By the early fifteenth century, the plague had retreated from much of Europe, and the climate had improved. Only then were European peoples able to benefit significantly from the riches of the East. Smaller populations led to an improved standard of living. Then rising birthrates and increased productivity, beginning in Italian city-states, fueled a resurgence of trade with other parts of the world. The profits from agriculture and commerce allowed the wealthy and powerful to begin investing in painting, sculpture, music, and literature and to pay jewelers, potters, and other craftsmen for their wares. Indeed, a cultural Renaissance (from the French word for “rebirth”) flourished in the Italian city-states and then spread to France, Spain, the Low Countries, and central Europe.

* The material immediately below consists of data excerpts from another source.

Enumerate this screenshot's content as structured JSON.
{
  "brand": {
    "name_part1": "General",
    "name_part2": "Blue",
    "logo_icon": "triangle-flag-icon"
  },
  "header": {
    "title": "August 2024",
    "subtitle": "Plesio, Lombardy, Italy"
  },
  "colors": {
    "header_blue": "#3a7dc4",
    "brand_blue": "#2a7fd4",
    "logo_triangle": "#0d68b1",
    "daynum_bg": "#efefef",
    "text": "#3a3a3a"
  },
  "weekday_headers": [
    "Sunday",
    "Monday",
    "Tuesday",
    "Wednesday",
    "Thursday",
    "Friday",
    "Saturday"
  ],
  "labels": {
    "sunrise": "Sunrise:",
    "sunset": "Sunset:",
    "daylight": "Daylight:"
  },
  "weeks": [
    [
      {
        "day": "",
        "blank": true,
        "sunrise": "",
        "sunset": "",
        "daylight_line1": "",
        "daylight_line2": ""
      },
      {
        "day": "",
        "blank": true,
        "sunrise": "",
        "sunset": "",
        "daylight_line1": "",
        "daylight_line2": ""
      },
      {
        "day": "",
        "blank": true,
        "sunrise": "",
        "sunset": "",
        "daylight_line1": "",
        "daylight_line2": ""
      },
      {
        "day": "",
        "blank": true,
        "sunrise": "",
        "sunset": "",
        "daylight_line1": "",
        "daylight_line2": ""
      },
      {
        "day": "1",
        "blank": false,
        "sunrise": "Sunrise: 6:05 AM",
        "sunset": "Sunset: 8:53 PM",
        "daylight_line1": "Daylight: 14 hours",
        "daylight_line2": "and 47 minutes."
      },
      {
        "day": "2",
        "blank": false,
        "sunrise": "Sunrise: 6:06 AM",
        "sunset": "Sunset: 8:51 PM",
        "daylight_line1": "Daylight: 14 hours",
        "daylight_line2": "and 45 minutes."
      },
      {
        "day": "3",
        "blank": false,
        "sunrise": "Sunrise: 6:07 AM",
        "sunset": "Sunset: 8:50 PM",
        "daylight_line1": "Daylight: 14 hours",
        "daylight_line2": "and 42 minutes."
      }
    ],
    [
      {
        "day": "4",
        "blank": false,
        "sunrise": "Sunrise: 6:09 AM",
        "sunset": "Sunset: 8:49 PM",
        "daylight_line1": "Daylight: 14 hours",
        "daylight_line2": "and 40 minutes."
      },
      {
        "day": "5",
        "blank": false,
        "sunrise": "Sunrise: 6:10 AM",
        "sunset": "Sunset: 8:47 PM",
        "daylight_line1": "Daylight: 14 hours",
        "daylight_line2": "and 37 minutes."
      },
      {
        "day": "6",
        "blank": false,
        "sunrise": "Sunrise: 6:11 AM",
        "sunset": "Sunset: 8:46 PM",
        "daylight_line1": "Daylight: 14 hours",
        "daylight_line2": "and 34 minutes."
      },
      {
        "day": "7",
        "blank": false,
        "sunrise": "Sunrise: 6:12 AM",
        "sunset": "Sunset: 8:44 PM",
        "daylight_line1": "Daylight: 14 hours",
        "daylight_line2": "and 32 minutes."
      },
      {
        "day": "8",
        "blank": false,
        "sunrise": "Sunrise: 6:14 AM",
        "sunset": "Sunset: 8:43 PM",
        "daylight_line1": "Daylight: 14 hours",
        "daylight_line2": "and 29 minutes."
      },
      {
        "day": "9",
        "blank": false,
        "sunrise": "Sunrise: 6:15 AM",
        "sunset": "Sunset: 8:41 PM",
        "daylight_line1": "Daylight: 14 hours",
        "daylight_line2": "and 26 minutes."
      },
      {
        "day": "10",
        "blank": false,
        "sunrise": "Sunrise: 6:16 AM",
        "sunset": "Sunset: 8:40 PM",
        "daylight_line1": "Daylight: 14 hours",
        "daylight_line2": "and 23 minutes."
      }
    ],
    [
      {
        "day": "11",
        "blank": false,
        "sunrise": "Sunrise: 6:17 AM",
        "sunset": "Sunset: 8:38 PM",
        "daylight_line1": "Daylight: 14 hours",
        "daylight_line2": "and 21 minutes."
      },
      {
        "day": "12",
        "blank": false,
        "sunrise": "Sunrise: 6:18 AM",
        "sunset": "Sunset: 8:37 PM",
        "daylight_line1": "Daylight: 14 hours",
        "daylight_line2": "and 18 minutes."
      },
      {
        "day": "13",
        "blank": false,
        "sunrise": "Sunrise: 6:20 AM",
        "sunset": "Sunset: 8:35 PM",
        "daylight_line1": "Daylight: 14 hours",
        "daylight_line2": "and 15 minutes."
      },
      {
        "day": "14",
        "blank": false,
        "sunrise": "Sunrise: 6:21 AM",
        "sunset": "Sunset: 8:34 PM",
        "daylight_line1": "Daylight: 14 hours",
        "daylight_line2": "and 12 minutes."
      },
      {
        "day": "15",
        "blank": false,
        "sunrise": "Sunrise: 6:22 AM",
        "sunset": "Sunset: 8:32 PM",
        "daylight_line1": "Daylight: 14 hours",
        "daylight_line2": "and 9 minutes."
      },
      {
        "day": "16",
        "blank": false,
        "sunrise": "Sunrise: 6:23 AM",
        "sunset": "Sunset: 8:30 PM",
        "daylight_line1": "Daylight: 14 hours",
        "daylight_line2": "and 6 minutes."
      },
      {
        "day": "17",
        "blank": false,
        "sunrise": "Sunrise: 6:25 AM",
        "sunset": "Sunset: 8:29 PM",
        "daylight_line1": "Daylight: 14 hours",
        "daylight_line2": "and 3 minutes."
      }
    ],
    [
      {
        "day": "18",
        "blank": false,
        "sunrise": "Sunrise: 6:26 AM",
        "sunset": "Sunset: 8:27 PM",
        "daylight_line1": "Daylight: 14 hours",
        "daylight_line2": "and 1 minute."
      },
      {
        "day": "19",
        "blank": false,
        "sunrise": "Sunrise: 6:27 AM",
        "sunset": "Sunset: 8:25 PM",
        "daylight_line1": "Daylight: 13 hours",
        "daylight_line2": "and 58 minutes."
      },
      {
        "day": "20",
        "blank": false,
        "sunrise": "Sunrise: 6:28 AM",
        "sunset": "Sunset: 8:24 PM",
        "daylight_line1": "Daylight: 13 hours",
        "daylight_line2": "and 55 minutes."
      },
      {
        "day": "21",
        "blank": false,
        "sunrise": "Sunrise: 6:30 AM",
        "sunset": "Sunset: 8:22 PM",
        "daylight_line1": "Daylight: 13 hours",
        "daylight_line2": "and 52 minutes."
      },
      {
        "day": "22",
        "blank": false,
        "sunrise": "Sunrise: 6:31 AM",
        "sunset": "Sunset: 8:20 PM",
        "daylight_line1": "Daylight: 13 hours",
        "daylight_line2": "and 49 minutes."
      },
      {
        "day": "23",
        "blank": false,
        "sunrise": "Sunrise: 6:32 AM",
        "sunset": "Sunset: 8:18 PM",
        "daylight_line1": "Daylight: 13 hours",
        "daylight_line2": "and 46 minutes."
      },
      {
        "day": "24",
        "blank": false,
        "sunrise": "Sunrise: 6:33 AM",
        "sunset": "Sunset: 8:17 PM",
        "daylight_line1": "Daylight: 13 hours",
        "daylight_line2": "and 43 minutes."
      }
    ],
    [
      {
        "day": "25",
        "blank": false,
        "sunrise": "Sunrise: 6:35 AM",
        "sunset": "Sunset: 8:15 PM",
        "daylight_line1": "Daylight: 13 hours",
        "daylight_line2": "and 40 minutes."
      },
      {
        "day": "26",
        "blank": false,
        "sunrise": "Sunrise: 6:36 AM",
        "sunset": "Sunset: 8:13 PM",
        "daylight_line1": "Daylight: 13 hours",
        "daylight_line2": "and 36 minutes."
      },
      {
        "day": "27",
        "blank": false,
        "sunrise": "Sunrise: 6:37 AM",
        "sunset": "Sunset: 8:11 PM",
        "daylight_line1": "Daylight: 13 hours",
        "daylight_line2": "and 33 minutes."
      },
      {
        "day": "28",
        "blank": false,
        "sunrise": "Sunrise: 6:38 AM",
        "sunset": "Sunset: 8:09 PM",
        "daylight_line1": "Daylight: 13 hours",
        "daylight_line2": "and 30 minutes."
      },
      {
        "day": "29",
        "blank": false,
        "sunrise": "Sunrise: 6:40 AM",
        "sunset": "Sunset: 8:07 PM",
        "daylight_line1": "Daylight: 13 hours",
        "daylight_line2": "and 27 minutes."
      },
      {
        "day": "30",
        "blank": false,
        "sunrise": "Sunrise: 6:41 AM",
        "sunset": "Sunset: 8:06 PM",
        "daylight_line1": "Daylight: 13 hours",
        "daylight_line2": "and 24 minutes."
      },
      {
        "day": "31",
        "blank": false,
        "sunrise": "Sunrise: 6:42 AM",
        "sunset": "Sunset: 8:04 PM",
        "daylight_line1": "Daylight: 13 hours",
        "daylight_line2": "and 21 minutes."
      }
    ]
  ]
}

The cultural rebirth went hand in hand with political unification as more powerful rulers extended their control over smaller city-states and principalities. In 1469, for example, the marriage of Isabella of Castile and Ferdinand II of Aragon led to the unification of Spain. By 1492 their combined forces expelled the last Muslim conquerors from the Iberian peninsula. Promoting Catholicism to create a more unified national identity, Isabella and Ferdinand also launched a brutal Inquisition against supposed heretics and executed or expelled Jews and Muslims. This reconquest of the Iberian peninsula fueled the revival of trade with North Africa, India, and other Asian lands.

image
Comparing Chinese and European Sailing Ships The lateen sail used by the Chinese in the early fifteenth century marked a considerable improvement over the square sails used by Europeans such as Columbus, illustrated in the lower right corner by a contemporary artist. The lateen sail was developed as early as the sixth century C.E. by Byzantine shipbuilders in the Mediterranean region. © Dugald Stermer

Yet Italy controlled the most important routes through the Mediterranean, so leaders in Spain and Portugal sought alternate paths to riches. Their efforts were aided by explorers, missionaries, and merchants who traveled to Morocco, Turkey, India, and other distant lands. They brought back trade goods and knowledge of astronomy, shipbuilding, mapmaking, and navigation that allowed Iberians to venture farther south along the Atlantic coast of Africa and, eventually, west into the uncharted Atlantic Ocean.